The update, said Reich, provides improved integration between GenePattern and GParc, GenePattern’s third-party software archive, making it easier for outside developers to “disseminate data easily” by contributing their own analysis programs to GParc. Reich hopes that combining GParc’s growing repository of third-party applications with GenePattern’s pipeline creation tools will further the program’s mission of making genome analysis software easy to use for non-programmers.
Additionally, the update allows users to easily add modules from the GParc repository to their pipeline, and it can tell the user which repository a module came from after an analysis is completed.
In his role at the Broad, Reich plans to pursue software projects that are “designed to serve the requirements of the world-wide genomics community.” GenePattern is one such way he hopes to serve that community by making powerful programs for genome analysis more accessible, bridging the gap between biology and bioinformatics.
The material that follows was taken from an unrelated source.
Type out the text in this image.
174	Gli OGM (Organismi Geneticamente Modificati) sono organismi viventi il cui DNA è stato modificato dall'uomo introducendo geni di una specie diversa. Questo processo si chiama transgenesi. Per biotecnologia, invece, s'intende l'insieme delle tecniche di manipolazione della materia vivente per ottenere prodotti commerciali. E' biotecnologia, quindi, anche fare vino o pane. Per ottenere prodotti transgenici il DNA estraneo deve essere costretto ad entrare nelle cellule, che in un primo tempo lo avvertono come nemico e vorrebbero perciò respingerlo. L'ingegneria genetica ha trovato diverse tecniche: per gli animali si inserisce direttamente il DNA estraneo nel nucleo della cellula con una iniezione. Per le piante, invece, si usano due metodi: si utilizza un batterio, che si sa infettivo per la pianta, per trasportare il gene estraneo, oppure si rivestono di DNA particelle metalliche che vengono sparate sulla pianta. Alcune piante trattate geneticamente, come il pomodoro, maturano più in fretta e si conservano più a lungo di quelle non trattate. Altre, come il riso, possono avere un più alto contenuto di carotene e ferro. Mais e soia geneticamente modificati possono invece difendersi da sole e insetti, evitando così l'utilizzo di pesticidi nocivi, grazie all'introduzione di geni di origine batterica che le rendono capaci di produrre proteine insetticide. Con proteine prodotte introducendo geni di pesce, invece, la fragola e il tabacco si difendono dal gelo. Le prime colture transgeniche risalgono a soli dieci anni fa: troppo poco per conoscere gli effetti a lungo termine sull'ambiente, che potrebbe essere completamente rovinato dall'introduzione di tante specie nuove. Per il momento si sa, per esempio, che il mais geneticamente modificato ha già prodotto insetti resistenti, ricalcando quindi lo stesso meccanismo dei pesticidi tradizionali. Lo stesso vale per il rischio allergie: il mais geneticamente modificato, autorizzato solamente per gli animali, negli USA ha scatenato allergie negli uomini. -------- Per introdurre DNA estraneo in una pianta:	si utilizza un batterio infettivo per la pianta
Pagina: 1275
Compared to the web’s other open-source genome analysis programs, such as the UNIX-based Tuxedo Suite of applications from Johns Hopkins University, which require users to have programming experience to build the analysis workflow, GenePattern provides tools to help researchers without programming experience automate workflow creation online, without downloading any programs, and even run the analysis on the Broad’s computer servers. The feature is particularly useful for users who may have not have the computer science experience to build their project from a command-line interface. The program, however, still allows users manipulate its modules in MATLAB, R, or Java if they wish.
Aside from its module integration tools, one of the major benefits of GenePattern, Reich said, is recording all of a pipeline’s analysis steps, allowing users to easily summarize their analysis methods. Mesirov calls this technique “accessible reproducible research.” Reich stressed that this feature is especially important for allowing other researchers to reproduce and check a lab’s work. “A paper is not research,” he said. “It’s an ad for research.”
GenePattern is also designed to integrate with other web-based genome analyzers. Galaxy, for instance, “is complementary to GenePattern,” says Reich. Both programs are a part of the GenomeSpace Initiative, a collaboration between Mesirov’s and Aviv Regev’s labs at the Broad, which provides an environment for integrating multiple analysis programs from different developers into a single workflow.
Since its public release in 2004, GenePattern has been cited in over 20 papers that have expanded the program’s initial applications to a number of others, from flow cytometry to microRNA expression analysis.
Making bioinformatics tools more accessible to a wider audience may be a difficult problem for programmers, but through GenePattern, Reich and his colleagues hope to bridge the divide and “bring powerful technology together.”